HypheNN-De: German Hyphenation with Neural Networks

  • Did you consider putting the "center" of the detector somewhere other than in the middle of the vector? what would happen if you had 6 before, and 2 after, or 5 before, and 3 after?

    Another thought I had: for performance reasons, it might be nice to have something more compact than a one-hot vector for each letter. Have you looked at determining sets of characters which have a similar impact on hyphenation, and encoding them together?

    PS: do you have the extracted list of wiktionary hyphenations sitting in a text file somewhere that you could put up? I'm fixin' to quickly compare the accuracy to TeX's German hyphenation (once the 30+GiB TeXLive repository finishes downloading).

    PPS: You could improve the display of code blocks in your site on desktop by adding

        display: block;
        max-width: 710px;
        width: 80%;
        margin-left: auto;
        margin-right: auto;
    
    to your `.post-content pre code` rule. Or maybe slightly indent it by reducing the max width a small amount below that of the body text.

  • If you love spelling and hyphenation, you should star this issue in Chrome(ium):

    https://code.google.com/p/chromium/issues/detail?id=20667

    There are a lots of spelling and hyphenation libraries e.g. for Finnish language, but it is not possible to get them to working in Chrome cause there is no extension capability for it. It's really shame, since these odd languages probably never get support by Chrome team itself.

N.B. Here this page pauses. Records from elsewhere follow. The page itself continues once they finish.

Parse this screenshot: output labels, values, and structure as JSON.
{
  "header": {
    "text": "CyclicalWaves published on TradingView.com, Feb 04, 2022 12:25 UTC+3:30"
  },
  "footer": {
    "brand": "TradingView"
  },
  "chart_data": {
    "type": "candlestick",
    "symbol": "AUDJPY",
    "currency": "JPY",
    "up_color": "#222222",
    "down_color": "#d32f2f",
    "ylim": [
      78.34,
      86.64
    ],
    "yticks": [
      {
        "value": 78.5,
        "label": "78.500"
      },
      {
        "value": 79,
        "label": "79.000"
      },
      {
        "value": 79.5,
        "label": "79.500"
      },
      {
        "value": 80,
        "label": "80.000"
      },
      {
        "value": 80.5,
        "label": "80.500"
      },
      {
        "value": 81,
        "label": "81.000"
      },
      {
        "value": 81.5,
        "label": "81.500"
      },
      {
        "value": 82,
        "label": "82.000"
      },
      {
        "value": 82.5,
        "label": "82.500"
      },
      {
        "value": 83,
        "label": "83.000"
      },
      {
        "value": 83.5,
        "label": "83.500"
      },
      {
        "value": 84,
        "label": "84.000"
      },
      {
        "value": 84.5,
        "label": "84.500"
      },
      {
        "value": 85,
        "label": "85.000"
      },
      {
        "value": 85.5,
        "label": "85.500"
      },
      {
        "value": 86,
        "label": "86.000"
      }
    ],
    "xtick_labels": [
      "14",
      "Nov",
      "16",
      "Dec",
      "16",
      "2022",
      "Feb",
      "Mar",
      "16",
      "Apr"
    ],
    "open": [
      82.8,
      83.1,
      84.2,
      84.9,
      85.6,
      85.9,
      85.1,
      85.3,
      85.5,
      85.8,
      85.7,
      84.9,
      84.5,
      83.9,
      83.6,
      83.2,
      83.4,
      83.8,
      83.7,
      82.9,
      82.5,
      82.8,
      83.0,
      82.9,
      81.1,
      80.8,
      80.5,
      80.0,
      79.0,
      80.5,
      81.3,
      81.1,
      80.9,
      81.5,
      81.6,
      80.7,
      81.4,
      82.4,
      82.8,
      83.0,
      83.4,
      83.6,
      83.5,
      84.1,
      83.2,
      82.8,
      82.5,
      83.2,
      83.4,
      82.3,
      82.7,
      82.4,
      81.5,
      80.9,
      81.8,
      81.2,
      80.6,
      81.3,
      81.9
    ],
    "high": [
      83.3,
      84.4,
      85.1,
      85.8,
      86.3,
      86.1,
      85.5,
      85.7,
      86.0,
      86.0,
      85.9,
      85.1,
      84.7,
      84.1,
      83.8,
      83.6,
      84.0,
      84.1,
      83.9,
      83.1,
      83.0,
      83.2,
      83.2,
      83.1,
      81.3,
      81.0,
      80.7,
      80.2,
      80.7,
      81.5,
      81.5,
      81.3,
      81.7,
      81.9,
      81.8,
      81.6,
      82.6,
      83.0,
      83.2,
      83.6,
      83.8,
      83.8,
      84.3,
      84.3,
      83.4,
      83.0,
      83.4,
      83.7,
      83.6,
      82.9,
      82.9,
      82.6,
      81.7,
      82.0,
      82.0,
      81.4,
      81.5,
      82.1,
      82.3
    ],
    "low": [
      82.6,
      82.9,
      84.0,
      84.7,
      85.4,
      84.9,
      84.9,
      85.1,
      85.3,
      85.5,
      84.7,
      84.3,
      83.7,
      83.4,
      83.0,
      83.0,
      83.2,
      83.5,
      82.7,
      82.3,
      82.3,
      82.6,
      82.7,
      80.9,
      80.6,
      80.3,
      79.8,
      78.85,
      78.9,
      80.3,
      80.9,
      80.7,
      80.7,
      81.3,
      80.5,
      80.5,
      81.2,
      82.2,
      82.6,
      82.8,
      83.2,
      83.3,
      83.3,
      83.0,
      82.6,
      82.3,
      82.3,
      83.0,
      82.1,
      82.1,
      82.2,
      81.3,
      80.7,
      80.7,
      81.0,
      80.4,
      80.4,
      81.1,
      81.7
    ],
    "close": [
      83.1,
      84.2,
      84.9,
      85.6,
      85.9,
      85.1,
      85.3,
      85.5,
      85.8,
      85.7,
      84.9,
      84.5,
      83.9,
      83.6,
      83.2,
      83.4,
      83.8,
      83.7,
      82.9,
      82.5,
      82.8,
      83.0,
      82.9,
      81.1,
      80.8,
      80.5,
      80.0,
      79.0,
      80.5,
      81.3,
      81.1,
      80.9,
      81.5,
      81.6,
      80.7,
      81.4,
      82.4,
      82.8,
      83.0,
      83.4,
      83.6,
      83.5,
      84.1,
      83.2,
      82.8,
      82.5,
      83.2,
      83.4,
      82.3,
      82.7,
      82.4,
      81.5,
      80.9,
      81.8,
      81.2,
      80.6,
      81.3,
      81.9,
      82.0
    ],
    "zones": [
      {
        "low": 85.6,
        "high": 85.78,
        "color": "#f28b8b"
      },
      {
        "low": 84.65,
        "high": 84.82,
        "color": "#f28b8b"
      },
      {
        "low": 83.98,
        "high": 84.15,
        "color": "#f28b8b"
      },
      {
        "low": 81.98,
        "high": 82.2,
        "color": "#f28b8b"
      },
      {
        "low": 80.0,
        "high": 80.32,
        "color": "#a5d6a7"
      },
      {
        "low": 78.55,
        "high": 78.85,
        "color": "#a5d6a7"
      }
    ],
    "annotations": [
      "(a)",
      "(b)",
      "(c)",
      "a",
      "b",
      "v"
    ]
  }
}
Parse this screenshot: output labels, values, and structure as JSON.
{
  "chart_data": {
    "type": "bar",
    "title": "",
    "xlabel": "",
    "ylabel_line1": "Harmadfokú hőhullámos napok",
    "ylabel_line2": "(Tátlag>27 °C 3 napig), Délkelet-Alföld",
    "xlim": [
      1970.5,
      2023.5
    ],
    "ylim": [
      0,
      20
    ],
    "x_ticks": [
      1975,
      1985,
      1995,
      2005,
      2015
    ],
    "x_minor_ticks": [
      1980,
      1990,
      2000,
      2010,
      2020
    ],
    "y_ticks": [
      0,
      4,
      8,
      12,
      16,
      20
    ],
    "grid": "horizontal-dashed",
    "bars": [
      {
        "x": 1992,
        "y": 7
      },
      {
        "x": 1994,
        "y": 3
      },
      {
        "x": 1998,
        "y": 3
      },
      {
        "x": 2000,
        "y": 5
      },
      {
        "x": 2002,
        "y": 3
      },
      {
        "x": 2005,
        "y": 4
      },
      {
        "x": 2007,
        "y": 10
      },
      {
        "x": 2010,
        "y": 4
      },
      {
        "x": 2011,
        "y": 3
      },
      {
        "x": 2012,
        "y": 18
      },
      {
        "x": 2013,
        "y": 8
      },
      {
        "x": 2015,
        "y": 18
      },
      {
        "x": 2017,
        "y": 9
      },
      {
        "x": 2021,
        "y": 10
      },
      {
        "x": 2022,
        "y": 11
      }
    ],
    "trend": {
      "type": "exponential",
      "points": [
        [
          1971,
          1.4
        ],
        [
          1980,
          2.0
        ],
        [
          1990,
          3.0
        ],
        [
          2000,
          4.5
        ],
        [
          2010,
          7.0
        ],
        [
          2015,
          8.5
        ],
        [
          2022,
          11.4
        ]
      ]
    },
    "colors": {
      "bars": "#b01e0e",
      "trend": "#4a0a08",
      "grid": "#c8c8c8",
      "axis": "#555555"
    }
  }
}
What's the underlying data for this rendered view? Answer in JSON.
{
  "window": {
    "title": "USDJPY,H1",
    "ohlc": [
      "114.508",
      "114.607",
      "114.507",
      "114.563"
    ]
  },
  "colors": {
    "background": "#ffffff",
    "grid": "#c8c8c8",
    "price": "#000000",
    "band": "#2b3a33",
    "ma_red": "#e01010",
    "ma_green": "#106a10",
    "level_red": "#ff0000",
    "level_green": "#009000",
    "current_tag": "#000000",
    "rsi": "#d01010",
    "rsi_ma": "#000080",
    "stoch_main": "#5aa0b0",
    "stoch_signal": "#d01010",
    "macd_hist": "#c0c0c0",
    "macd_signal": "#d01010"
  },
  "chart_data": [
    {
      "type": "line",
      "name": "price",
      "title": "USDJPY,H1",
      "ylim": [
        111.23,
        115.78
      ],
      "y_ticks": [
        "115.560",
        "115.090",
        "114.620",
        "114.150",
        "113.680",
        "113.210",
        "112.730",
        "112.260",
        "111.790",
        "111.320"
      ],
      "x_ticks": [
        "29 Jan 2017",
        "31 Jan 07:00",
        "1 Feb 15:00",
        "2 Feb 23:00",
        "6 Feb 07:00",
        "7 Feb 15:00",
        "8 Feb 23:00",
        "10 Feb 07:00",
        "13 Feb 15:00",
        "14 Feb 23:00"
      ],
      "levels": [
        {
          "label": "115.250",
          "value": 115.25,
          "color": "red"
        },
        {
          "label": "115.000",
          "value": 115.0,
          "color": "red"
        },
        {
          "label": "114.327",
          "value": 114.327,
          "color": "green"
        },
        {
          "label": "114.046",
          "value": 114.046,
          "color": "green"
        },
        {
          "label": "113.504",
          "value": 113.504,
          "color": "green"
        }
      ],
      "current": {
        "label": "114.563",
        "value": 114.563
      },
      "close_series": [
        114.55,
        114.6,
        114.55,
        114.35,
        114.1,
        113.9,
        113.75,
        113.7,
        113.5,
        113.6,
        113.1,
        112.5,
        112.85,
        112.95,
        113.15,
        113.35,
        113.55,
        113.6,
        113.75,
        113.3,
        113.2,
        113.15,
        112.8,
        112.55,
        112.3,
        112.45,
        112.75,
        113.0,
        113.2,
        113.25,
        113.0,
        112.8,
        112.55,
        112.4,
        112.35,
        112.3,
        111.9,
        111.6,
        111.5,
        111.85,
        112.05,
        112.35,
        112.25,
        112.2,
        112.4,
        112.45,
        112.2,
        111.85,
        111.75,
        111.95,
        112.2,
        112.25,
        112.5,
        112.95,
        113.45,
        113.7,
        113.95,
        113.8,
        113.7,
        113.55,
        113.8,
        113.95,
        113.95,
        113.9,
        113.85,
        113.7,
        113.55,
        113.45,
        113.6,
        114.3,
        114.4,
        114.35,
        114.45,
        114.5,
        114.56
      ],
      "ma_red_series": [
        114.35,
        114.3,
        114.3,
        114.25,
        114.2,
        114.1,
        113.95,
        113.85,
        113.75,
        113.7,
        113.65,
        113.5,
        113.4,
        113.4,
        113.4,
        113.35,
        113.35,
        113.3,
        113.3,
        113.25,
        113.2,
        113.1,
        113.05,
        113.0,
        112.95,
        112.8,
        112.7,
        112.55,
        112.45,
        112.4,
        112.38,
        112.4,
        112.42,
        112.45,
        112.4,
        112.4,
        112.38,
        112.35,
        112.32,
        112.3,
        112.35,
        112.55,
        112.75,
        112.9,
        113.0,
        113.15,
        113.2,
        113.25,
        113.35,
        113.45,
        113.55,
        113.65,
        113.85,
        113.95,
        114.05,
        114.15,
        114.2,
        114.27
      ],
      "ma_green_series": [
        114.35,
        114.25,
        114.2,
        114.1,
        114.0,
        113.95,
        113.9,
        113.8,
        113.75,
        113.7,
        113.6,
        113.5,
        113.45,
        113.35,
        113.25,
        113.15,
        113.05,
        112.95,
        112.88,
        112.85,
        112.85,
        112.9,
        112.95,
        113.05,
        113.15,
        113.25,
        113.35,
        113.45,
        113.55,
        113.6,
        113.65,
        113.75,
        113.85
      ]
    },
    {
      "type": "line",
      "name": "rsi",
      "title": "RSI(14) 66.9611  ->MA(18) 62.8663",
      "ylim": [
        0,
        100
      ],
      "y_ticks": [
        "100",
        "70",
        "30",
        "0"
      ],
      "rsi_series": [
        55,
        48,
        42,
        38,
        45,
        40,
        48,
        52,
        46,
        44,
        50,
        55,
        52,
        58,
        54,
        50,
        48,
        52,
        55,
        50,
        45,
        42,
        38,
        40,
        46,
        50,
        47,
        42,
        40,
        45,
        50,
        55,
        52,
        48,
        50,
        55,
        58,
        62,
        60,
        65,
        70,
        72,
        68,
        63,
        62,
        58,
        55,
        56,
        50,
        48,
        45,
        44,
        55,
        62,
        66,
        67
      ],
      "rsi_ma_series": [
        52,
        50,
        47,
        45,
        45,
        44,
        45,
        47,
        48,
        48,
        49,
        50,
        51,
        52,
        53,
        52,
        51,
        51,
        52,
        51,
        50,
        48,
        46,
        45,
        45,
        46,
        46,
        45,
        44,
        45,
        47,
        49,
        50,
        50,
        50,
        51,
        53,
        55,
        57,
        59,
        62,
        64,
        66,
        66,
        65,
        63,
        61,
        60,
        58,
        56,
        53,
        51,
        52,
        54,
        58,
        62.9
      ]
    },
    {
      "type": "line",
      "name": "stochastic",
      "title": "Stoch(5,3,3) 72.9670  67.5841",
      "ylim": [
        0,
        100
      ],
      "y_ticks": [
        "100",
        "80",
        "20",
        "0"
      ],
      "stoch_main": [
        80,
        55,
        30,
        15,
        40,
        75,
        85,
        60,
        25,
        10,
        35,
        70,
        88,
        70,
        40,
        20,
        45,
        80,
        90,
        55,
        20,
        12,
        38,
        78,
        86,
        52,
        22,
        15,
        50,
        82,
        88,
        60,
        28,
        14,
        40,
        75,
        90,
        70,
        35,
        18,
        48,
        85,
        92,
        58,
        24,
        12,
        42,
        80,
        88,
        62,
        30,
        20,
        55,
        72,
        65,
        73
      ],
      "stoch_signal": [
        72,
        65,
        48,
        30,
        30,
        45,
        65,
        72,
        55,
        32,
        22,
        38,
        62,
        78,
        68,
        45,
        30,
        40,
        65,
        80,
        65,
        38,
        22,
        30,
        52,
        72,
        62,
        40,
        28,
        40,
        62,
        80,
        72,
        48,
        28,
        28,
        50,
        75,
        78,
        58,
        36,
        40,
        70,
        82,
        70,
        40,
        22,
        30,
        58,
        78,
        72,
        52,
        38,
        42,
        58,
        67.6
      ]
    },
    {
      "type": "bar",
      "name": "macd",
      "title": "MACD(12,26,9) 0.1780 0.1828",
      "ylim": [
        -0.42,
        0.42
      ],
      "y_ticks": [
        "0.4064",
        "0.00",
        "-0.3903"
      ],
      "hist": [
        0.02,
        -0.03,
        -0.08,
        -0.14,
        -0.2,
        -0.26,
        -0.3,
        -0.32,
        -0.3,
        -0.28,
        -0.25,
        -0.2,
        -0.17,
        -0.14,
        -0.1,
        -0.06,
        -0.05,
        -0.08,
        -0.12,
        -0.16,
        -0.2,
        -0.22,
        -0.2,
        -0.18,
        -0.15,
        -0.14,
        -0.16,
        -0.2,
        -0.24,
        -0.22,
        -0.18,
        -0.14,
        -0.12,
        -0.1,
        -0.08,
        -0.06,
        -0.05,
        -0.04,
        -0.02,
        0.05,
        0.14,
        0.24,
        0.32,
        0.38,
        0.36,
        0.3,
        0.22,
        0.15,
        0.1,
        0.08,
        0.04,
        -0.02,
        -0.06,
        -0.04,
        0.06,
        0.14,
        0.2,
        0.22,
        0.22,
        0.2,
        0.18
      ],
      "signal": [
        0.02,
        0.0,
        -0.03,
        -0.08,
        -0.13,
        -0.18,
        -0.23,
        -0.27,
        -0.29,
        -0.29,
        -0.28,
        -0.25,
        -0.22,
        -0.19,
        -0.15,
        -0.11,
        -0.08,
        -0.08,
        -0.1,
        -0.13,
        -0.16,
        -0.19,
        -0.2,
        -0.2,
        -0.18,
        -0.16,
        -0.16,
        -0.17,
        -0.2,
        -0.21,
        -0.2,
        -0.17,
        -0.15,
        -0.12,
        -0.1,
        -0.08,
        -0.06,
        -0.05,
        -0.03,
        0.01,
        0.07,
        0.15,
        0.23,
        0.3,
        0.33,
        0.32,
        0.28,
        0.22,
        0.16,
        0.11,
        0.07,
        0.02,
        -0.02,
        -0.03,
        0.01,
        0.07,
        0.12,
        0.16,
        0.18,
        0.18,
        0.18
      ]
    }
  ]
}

  • TeX implements a very good spelling engine that that is driven by patterns [1]. I would expect it very difficult to improve on this and as far as I can see, the article doesn't include a comparison.

    [1]: https://tex.stackexchange.com/questions/262588/how-are-hyphe...

  • This blog inspired me to hunt for some obscure machine learning papers from 80s and 90s that I may replicate and improve. Any idea where to start?